Üzgünüm, diye düşündü. Ama hiçbir şey söylemedi. Seni veya başka kimseyi karanlık olmaktan kurtaramam. Frank'i düşündü. Acaba henüz ölmüş olup olmadığını merak ediyorum. Yanlış şeyler söyledi; Çizgiden konuştu. Hayır, diye düşündü. Her nasılsa Japs'ı seviyor. Belki onlarla özdeşleşir çünkü çirkinler. Frank'e her zaman çirkin olduğunu söylemişti. Büyük gözenekler. Büyük burun. Kendi cildi ince bir şekilde örülmüştü, alışılmadık bir şekilde. Bensiz mi öldü? Fink bir ispinoz, bir kuş biçimidir. Ve kuşların öldüğünü söylüyorlar.
(I'm sorry, she thought. But she said nothing. I can't save you or anybody else from being dark. She thought of Frank. I wonder if he's dead yet. Said the wrong things; spoke out of line. No, she thought. Somehow he likes Japs. Maybe he identifies with them because they're ugly. She had always told Frank that he was ugly. Large pores. Big nose. Her own skin was finely knit, unusually so. Did he fall dead without me? A fink is a finch, a form of bird. And they say birds die.)
Karakter, başkalarını kurtaramaması, karanlıklarının ağırlığını hissetmediğini yansıtır.

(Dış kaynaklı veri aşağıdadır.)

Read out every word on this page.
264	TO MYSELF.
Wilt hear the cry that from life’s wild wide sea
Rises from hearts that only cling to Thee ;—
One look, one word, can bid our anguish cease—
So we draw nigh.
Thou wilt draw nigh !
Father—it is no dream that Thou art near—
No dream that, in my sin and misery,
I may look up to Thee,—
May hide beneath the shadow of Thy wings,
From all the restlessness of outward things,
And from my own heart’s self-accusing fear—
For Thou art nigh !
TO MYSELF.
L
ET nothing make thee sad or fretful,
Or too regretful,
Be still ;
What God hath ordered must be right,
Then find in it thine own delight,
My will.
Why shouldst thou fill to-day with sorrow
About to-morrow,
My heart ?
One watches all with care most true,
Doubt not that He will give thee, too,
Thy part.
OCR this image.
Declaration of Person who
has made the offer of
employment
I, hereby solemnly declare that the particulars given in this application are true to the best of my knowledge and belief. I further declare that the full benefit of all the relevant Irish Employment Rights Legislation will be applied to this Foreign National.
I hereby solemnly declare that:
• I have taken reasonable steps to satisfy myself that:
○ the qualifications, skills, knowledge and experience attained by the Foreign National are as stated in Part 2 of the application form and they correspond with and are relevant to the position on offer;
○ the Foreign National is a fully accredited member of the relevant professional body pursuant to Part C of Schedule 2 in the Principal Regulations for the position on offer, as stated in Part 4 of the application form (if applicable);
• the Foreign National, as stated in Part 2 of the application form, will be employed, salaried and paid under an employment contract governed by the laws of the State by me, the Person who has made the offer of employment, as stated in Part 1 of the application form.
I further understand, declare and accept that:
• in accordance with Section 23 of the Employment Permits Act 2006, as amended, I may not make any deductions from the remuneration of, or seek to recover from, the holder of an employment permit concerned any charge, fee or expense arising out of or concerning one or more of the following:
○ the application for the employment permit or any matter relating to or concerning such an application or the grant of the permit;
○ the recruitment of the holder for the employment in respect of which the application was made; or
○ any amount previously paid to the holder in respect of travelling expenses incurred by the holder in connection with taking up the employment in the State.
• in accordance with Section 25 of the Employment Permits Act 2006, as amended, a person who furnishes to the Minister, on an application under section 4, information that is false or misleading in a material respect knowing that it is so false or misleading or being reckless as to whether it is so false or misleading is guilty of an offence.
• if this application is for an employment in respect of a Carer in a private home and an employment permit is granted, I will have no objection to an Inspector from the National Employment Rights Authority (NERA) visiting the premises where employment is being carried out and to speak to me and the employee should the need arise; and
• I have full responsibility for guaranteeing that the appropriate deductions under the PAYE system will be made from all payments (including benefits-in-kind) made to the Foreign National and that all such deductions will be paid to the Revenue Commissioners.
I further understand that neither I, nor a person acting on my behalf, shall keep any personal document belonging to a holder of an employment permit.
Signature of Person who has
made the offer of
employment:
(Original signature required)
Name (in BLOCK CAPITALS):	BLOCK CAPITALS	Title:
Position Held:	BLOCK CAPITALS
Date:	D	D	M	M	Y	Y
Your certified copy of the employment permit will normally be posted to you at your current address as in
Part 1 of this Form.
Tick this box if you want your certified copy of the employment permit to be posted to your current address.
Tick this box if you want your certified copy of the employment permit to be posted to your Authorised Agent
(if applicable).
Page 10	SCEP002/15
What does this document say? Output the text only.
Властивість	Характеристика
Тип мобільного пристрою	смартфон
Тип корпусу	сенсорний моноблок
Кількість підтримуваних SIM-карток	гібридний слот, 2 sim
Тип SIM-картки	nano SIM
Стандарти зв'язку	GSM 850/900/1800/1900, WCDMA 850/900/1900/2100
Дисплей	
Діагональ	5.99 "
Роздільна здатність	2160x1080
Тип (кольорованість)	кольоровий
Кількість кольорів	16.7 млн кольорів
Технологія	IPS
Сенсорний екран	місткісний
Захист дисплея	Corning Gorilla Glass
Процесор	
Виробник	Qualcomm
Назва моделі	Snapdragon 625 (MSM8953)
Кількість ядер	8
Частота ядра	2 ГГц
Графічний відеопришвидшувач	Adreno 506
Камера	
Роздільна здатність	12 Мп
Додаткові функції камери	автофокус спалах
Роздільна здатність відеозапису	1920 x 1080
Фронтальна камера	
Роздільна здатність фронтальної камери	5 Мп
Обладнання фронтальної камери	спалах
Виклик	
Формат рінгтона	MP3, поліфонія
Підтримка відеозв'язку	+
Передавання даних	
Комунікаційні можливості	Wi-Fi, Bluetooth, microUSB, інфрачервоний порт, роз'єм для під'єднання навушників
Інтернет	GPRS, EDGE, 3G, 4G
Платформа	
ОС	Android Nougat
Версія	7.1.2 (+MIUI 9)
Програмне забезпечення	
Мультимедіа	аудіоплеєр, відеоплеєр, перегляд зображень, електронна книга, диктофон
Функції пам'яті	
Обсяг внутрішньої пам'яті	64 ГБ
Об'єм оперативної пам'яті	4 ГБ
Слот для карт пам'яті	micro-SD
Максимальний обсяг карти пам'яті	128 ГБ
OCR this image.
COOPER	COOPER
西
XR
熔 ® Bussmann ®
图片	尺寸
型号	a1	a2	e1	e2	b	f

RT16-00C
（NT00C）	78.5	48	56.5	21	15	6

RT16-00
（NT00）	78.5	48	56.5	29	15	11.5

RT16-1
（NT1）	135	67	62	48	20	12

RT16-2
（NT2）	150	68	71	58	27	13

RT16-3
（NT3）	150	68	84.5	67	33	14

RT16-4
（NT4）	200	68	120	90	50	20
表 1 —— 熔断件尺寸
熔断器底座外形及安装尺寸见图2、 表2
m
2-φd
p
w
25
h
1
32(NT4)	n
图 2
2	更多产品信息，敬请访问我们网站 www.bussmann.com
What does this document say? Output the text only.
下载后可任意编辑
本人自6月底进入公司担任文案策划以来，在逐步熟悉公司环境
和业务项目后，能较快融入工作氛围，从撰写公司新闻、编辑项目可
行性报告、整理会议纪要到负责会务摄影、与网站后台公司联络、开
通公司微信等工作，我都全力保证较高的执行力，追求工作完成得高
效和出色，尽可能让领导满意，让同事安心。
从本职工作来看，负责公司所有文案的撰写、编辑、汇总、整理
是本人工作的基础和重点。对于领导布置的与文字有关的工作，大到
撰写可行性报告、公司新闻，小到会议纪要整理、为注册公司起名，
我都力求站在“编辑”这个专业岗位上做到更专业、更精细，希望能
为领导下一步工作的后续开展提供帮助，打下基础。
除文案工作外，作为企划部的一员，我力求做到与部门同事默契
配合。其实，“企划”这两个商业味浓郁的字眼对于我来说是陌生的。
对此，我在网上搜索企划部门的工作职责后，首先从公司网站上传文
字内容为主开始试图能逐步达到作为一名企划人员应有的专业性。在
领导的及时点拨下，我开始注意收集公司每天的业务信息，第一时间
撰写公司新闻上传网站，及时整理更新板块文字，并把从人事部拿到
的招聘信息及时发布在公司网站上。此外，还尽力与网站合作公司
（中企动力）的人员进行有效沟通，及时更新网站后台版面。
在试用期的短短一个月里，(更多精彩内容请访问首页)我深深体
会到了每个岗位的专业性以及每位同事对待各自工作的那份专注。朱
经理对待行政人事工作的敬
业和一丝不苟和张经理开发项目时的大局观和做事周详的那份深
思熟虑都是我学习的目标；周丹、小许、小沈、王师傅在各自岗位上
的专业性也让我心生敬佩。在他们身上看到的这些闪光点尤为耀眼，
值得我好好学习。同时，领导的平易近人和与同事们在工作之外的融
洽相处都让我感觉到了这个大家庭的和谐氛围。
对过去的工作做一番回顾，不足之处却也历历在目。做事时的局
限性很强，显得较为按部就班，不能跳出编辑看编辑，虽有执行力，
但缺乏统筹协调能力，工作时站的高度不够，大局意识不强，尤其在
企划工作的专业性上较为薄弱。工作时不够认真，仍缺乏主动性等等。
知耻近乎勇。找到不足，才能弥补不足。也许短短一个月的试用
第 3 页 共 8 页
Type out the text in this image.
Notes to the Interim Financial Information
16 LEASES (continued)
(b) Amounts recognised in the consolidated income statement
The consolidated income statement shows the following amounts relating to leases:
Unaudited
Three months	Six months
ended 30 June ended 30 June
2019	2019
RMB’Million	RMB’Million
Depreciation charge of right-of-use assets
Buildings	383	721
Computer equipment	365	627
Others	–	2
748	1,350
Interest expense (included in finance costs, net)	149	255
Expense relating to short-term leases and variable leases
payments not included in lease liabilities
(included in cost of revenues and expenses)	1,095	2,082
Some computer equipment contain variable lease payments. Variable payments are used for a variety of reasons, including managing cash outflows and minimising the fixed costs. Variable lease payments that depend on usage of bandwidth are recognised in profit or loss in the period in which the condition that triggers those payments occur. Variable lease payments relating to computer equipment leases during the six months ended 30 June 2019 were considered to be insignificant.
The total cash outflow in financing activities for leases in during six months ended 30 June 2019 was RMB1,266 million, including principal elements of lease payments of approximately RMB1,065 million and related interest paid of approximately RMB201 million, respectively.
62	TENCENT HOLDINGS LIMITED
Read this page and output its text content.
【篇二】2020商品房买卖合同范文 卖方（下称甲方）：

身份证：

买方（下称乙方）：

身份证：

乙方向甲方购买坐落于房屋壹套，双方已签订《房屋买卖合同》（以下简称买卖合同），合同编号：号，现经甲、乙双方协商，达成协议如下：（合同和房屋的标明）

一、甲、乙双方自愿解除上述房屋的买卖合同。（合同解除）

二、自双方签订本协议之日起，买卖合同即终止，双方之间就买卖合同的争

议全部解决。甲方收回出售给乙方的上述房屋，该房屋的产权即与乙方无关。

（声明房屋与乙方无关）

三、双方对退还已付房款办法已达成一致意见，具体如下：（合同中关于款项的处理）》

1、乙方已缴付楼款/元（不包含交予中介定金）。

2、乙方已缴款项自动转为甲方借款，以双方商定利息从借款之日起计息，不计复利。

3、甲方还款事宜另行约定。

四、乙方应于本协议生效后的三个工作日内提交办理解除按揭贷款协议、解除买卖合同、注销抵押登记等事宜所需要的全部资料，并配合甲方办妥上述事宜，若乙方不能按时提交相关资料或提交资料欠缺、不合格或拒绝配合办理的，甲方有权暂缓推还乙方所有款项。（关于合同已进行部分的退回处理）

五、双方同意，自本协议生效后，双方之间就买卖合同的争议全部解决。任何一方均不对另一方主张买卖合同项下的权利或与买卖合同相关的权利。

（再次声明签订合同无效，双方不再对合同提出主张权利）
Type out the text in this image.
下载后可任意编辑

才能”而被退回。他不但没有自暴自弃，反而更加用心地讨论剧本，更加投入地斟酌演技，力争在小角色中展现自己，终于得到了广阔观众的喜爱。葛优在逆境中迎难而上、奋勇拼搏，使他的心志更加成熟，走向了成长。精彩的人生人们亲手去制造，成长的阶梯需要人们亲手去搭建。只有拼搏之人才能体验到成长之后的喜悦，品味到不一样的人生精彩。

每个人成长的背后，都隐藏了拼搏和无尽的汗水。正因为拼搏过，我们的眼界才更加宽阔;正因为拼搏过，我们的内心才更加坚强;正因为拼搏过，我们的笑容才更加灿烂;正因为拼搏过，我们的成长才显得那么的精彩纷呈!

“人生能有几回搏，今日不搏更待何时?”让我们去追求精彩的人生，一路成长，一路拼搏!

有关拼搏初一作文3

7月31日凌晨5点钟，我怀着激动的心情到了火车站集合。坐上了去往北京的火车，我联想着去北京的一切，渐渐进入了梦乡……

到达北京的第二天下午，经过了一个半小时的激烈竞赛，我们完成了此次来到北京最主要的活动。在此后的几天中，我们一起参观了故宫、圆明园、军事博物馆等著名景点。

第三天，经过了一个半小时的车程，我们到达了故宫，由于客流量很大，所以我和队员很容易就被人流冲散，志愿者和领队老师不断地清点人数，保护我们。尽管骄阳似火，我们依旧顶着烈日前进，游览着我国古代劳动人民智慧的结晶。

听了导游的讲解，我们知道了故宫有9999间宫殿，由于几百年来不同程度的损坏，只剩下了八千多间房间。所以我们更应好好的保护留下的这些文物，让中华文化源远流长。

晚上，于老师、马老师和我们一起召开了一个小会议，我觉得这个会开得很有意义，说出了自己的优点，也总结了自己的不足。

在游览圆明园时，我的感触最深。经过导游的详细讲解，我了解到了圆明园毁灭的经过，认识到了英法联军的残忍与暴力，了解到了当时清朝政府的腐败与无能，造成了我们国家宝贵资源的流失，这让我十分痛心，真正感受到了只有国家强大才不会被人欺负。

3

Frank'i hatırlıyor ve kaderini sorguluyor, geçmiş çatışmalarını ve görünüşüyle ilgili sert sözlerini kabul ediyor. Bu içgözlem, güzellik ve kimlik hakkındaki çelişkili duygularını ortaya koyuyor ve ortak mücadeleler ve kendini algılama yoluyla daha derin bağlantılar öneriyor.
Düşünceleri, insan durumu hakkında daha geniş bir yorum ima eder, insanların acılarında bile ortak deneyimlerde nasıl teselli bulduğunu gösterir. Bir kuştan bahsedilmesi, ölümün kaçınılmazlığını ima eden kırılganlığı ve kaybı sembolize eder. Bu pasaj, umutsuzluğun özünü ve zorlu zamanlarda ilişkilerin karmaşık doğasını yakalar.